Correcting the Record About the Durbin Amendment

Senator Dick Durbin
Feb 3, 2017 · 4 min read

Credit card companies and banks usually aren’t shy when they’re trying to sell you something. Heck, Wells Fargo didn’t even bother to ask consumers before signing them up for as many as two million checking and credit card accounts.

Now we’re seeing a major lobbying effort by banks and card companies trying to sell Congress on the idea of repealing the 2010 law that protects Main Street from anti-competitive swipe fees. But the arguments they use to lobby against swipe fee reform are so easily discredited it should make them blush. Let me dispel a few of what the banks might try to pass off as “alternative facts” about the Durbin Amendment.

First, the lobbyists keep saying that the 2010 swipe fee reform amendment I authored was somehow slipped in the Wall Street Reform bill at the 11th hour. Actually, the amendment was adopted by a bipartisan Senate vote of 64–33 more than two months before the bill was signed into law.

Second, they often claim that I suddenly took up the cause of swipe fee reform at the behest of Walgreens’ CEO during the 2010 reform debate.
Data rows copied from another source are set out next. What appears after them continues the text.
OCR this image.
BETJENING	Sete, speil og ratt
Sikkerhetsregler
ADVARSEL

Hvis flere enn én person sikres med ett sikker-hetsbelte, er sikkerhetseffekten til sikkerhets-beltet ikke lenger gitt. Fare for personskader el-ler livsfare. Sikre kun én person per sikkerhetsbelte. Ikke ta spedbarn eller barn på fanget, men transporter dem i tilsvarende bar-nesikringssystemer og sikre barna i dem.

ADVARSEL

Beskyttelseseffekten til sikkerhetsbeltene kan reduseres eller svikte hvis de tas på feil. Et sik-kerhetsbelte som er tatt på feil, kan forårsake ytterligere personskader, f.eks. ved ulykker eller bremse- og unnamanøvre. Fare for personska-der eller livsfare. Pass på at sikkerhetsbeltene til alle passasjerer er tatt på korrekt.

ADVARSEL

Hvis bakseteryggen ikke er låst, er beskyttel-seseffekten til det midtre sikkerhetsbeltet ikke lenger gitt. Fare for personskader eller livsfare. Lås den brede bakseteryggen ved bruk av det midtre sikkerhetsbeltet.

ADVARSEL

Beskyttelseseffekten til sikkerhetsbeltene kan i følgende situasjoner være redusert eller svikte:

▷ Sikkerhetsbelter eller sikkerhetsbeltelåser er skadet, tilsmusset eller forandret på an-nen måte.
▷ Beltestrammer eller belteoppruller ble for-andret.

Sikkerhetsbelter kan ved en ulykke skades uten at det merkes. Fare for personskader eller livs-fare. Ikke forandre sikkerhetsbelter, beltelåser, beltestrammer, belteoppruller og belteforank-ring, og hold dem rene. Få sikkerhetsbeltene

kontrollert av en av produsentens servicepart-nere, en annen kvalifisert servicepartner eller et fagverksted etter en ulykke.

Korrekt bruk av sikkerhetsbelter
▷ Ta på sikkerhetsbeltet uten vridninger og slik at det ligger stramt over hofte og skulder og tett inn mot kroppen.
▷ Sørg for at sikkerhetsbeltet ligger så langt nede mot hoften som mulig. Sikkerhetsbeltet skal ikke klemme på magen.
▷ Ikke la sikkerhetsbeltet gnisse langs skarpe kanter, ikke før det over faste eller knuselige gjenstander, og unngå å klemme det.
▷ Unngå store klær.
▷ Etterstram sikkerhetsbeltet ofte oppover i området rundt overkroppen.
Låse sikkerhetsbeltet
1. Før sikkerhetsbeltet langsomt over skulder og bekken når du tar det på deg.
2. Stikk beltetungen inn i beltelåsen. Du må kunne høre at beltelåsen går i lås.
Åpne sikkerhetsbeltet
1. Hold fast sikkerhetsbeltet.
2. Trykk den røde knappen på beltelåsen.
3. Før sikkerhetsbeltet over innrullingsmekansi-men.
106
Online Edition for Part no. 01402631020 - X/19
A minute’s worth of research would show that I actually attended my first Senate hearing on swipe fees in 2006 and introduced my first reform bill in 2008.

Don’t the banks remember my 2008 bill, which would have created a fair process for merchants to negotiate swipe fees with Visa and MasterCard by giving both sides equal bargaining power? A bipartisan House companion bill passed out of the House Judiciary Committee that year before financial lobbyists went all out to keep it from a floor vote.

And have they forgotten the bipartisan amendment that Senator Kit Bond and I tried to offer on the Credit CARD Act in 2009? Our amendment simply tried to promote fee transparency and better discounting options for merchants. Unfortunately our staffs made the mistake of sharing draft text in good faith with the financial industry to get their views. The industry promptly launched another lobbying firestorm before the amendment was even filed, and they ended up killing that amendment too.

The fact is I tried for years to work with the financial industry on reasonable swipe fee reform, but the industry wouldn’t have it. It’s no secret why they fought reform so hard — they had rigged the swipe fee system to avoid normal market competition and guarantee enormously profitable levels of fees for every card-issuing bank. This rigged system belied another big bank urban myth- that the Durbin Amendment somehow interfered with a free marketplace in debit cards. Just check the law — the Durbin Amendment’s fee regulation only applies when a big bank lets a card network price-fix its fee rates. Only in bank lobbyists’ minds is a system of price-fixed fees an example of a free marketplace.

There are other myths that the financial industry keeps repeating despite clear evidence to the contrary:

· They say swipe fee reform reduced free checking for consumers, even though the American Bankers Association’s own statistics show otherwise.

· They claim retailers have pocketed savings from swipe reform, even though the retail industry is highly competitive with about 2 percent net profit margins while big banks enjoy about 24 percent net profit margins and Visa’s and MasterCard’s net profit margins are over 40 percent. If merchants were hoarding savings from swipe fee reform, wouldn’t they have soaring profits like the big banks and card companies?

· They claim that swipe fee reform has hurt some merchants because Visa and MasterCard have increased certain merchant fee rates and created entirely new fees. But Visa and MasterCard were jacking up merchant fees for years prior to reform, and they continue to try to increase merchant fees and create new fees whenever they are not restrained by market competition or regulation. The solution to the problem of excessive merchant fees is not repeal of the 2010 law but rather further reform to rein in Visa and MasterCard, either by enabling more competition or placing stricter limits on their price-fixing of fee rates.

· They claim that the 2010 reform has disadvantaged small financial institutions, even though the law allows small banks and credit unions to continue having card companies price-fix their debit swipe fee rates without regulatory limits. The Federal Reserve reported in November that the average swipe fee for small banks and credit unions is 43 cents per transaction, nearly double the regulated fee rate for big banks. This reflects a significant competitive advantage that small banks and credit unions receive over big banks under the current system. In fact, the Fed reported that small banks and credit unions received 52% of total debit swipe fee revenue in 2015 ($9.59 billion) even though they conducted only 35% of the total number of debit transactions.

The financial industry is throwing other discredited arguments against the wall to see if any stick; see my recent Dear Colleague letter for further rebuttals. But it’s time to dispense with myths. Here’s the reality: repealing swipe fee reform would be a disaster for Main Street merchants, consumers and competition. It would be a massive $8 billion-per-year giveaway for Visa, MasterCard, Wells Fargo and other big banks at the expense of local grocery stores, gas stations, retailers and the customers who support them. And it would be a gut punch to a retail industry that supports tens of millions of American jobs and that is facing intense competitive pressures. Let’s stand up for Main Street and reject this ill-advised lobbying sales pitch by the big banks and card companies.